Scientific contributions of Stefan include, the accurate determination of thermal conductivity of gases using the diathermometer that he invented for that purpose, the empirical proposal of what is identified as the Stefan-Boltzmann law of radiation, first theoretical analysis of phase change to determine the melt-front velocity (how fast melting/freezing takes place) that introduced what is now identified as the Stefan number (and Stefan problem), prediction of the temperature of the Sun and so on. Here are some notes on these that I used to write the chapter: 1) Stefan and the Diathermometer 2) Stefan and the T to the fourth power law and 3) Stefan and the Polar Ice Caps.

What is less known even among academics is that Stefan was a great teacher. Boltzmann was his first PhD student. Sigmund Freud was another luminary who took his courses. Both have lavished praise on Stefan's teaching skills and passionate lectures. I shall post few paragraphs of my notes on Stefan as a teacher separately.

All these achievements of Stefan were done from within the humble confines of the University in Vienna, from which he never moved out. His ground-breaking publications were done mostly in the local journal. His laboratory was practically hand-built with the modest funds the University could attract.
Often in academia one hears about how teaching and research are two separate things and a person is seldom good in both and so on. Taken to an extreme, this also rears meta-detractors like whether one's work-place is a teaching or a research institute. One forgets history of science shaped by scientists like Stefan, and be condemned by it.
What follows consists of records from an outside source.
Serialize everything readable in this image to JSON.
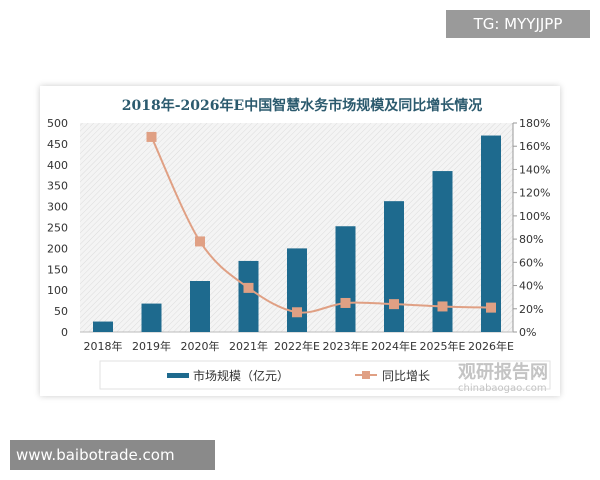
{
  "watermark_top": "TG: MYYJJPP",
  "watermark_bottom": "www.baibotrade.com",
  "logo_text": "观研报告网",
  "logo_url": "chinabaogao.com",
  "chart_data": {
    "type": "bar",
    "title": "2018年-2026年E中国智慧水务市场规模及同比增长情况",
    "categories": [
      "2018年",
      "2019年",
      "2020年",
      "2021年",
      "2022年E",
      "2023年E",
      "2024年E",
      "2025年E",
      "2026年E"
    ],
    "series": [
      {
        "name": "市场规模（亿元）",
        "type": "bar",
        "axis": "left",
        "color": "#1e6a8e",
        "values": [
          25,
          68,
          122,
          170,
          200,
          253,
          313,
          385,
          470
        ]
      },
      {
        "name": "同比增长",
        "type": "line",
        "axis": "right",
        "color": "#e0a084",
        "values": [
          null,
          168,
          78,
          38,
          17,
          25,
          24,
          22,
          21
        ]
      }
    ],
    "left_ylim": [
      0,
      500
    ],
    "left_ticks": [
      "0",
      "50",
      "100",
      "150",
      "200",
      "250",
      "300",
      "350",
      "400",
      "450",
      "500"
    ],
    "right_ylim": [
      0,
      180
    ],
    "right_ticks": [
      "0%",
      "20%",
      "40%",
      "60%",
      "80%",
      "100%",
      "120%",
      "140%",
      "160%",
      "180%"
    ],
    "legend": "bottom",
    "grid": false
  }
}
P. S. If we in India were to pursue similar book projects to trace the history of Indian science, who are the persons one should write about in detail first, I wonder. A recent book I bought Ancient Indian Leaps Into Mathematics, edited by B. S. Yadav and presented as an historical account by current math academicians, is a step in that direction. Such a project could be attempted for other science and engineering domains.